Результат, к которому пришел Кант, вряд ли стоил потраченных на него колоссальных интеллектуальных усилий. В самом деле, он сказал очень простую вещь: человек нравственен, поскольку его воля разумна, нравственность обладает для него обязательностью, по­скольку разум управляет чувствами. Но ключевой вопрос, каким об­разом воля становится разумной или разум волевым, каким образом, говоря языком кантовской философии, чистый разум становится практическим, остался без ответа. Более того, Кант признал, что ответить на него невозможно: «Как чистый разум может быть прак­тическим — дать такое объяснение никакой человеческий разум со­вершенно не в состоянии, и все усилия и старания найти такое объ­яснение тщетны» (308).

Кант начал с абсолютной необходимости нравственности и при­шел в итоге к выводу, что «человеческий разум не может сделать понятным безусловный практический закон» (310). В самом деле, обосновать безусловный закон — значит раскрыть условия, при ко­торых он необходим, а это противоречит исходному понятию без­условного закона. Условие безусловного закона — логический аб­сурд, именуемый противоречием определения. Поэтому сама поста­новка вопроса о том, как возможны свобода, абсолютное и «откуда возникает обязательность морального закона» (294), является неправо­мерной, незаконной. Как же согласовать эти точные суждения Канта с учением об умопостигаемом мире?

Ответом может быть следующее утверждение Канта: «Понятие умопостигаемого мира есть, следовательно, только точка зрения, ко­торую разум вынужден принять вне явлений, для того, чтобы мыс­лить себя практическим» (304). Говоря иначе, существование особого ноуменального мира (мира вещей в себе, мира свободы) есть всего лишь постулат, который необходимо принять для того, чтобы от­ветить на вопрос, как возможна автономия воли, «откуда возникает обязанность морального закона» (294), именуемая еще нравствен­ным законом, безусловной необходимостью, самоцелью.

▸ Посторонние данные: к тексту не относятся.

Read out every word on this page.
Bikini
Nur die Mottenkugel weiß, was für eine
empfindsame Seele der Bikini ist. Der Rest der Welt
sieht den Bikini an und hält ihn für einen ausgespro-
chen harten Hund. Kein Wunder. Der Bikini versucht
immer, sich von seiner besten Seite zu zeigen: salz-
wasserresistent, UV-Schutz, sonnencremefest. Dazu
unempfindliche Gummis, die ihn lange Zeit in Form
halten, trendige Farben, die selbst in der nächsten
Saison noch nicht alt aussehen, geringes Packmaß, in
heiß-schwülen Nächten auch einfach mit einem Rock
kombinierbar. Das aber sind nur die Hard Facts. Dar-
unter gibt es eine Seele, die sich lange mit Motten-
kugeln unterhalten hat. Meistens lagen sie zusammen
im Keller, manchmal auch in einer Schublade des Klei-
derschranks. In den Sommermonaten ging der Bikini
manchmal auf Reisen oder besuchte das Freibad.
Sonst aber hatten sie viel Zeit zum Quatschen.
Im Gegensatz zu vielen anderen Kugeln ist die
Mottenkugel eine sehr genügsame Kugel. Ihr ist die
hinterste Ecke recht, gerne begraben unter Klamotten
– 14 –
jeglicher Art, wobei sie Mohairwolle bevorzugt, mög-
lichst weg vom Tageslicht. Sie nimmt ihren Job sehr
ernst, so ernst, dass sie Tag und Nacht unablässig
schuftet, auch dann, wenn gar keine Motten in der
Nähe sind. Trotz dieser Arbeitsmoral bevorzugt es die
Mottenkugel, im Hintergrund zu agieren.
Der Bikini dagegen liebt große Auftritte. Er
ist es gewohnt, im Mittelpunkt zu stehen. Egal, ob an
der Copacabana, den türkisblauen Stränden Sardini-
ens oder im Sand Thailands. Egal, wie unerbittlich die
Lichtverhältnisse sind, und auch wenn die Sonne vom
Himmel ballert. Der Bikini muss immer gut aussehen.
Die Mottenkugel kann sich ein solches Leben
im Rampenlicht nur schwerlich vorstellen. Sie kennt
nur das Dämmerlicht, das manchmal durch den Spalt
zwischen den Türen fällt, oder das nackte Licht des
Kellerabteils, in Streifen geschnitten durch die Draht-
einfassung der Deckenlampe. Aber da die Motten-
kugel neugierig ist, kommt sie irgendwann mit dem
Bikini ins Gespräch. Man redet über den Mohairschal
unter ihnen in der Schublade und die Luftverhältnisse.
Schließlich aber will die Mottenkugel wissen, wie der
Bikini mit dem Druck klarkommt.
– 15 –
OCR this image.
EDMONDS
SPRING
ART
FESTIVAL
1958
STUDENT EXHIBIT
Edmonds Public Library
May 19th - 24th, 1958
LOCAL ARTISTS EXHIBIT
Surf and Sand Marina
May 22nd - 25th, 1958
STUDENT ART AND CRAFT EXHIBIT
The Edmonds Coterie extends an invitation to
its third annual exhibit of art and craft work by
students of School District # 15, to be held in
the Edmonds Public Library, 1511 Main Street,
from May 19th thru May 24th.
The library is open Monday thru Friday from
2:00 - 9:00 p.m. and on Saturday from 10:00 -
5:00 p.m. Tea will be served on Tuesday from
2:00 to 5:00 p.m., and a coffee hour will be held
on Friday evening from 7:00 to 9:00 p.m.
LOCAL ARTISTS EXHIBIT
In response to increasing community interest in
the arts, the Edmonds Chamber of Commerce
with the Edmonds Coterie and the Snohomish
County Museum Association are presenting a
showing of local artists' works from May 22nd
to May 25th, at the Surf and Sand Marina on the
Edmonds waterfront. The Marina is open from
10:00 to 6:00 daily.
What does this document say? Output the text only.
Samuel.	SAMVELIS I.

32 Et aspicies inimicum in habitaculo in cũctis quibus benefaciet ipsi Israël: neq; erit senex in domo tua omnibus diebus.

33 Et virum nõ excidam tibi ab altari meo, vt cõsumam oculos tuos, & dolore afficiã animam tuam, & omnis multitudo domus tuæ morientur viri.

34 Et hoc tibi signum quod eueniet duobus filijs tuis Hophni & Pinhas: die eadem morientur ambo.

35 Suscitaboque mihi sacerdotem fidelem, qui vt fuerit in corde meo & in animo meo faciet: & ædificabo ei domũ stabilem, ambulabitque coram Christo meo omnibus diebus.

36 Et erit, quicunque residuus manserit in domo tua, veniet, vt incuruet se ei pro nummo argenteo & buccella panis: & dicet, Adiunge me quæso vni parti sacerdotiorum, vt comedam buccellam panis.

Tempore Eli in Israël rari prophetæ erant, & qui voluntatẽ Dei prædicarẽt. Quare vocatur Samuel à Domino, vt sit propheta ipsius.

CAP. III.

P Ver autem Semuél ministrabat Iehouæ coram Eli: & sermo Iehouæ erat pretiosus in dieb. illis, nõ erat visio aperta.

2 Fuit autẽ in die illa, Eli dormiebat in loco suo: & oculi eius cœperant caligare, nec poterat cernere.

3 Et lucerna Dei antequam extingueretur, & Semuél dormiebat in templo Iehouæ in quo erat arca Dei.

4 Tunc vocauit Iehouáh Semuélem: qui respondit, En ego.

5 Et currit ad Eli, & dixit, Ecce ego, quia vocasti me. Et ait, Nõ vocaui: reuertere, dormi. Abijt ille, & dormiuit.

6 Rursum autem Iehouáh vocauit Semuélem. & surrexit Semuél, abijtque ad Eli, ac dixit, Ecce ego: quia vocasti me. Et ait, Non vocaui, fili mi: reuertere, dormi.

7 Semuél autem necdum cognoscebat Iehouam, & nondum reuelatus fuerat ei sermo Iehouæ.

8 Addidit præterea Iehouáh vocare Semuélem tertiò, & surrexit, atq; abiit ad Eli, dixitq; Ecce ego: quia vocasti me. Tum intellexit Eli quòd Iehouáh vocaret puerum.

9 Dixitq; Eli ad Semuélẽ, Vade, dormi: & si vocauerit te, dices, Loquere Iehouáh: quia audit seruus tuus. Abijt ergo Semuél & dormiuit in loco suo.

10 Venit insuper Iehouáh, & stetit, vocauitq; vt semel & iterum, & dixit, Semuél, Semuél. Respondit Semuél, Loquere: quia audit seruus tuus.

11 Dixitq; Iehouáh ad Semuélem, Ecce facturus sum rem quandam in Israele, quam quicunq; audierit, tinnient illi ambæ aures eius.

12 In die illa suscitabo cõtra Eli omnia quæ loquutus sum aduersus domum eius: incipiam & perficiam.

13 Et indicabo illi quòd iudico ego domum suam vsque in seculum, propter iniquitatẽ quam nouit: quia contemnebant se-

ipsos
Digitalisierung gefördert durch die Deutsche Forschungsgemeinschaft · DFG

Все это означает, что нравственный закон не может быть пред­метом познания и следствием какого бы то ни было логического суждения (утверждать обратное — значило бы отказаться от нравст­венного закона в его безусловности, абсолютной необходимости), он является предметом веры, для Канта — разумной веры. Кант не смог ответить на вопрос, кто является автором восстановленного шедевра. Он честно признал, что ответить на этот вопрос невоз­можно, да и сам вопрос неправомерен, так как шедевр, о котором идет речь, — нечеловеческого происхождения.

Некоторые предубеждения против этики Канта

Против этики Канта, прежде всего против его категорического им­ператива и идеи долга, последующими критиками (в рамках тради­ций гегельянства, марксизма, аксиологической этики и др.) были выдвинуты упреки, ставшие со временем устойчивыми обществен­ными предрассудками. При этом их нельзя назвать надуманными, ибо они фиксируют внимание на реальных и специфических осо­бенностях кантовской этики, но дают им такую утрированную ин­терпретацию, в которой искажается само учение, — так художник вытягивает характерные черты и выражения живого лица, превра­щая его в смешную или злобную карикатуру. Недостатки этики

Канта обычно квалифицируются как: формализм, антиэвдемонизм, практическое бессилие.

Под формализмом подразумевается тот факт, что нравственный закон в понимании Канта формален, касается не содержания по­ведения, а его формы. Кант и в самом деле последовательно вы­носит за этические скобки все предметное многообразие челове­ческих целей, полагая, что все принципы морали, основанные на гетерономии, обусловленности воли, являются ошибочными. В этой работе очищения морали от посторонних наслоений он до­ходит до последней точки, оставляя за ней «только форму воления вообще», под которой понимается «сама пригодность максимы каж­дой доброй воли к тому, чтобы делать самое себя всеобщим зако­ном» (288).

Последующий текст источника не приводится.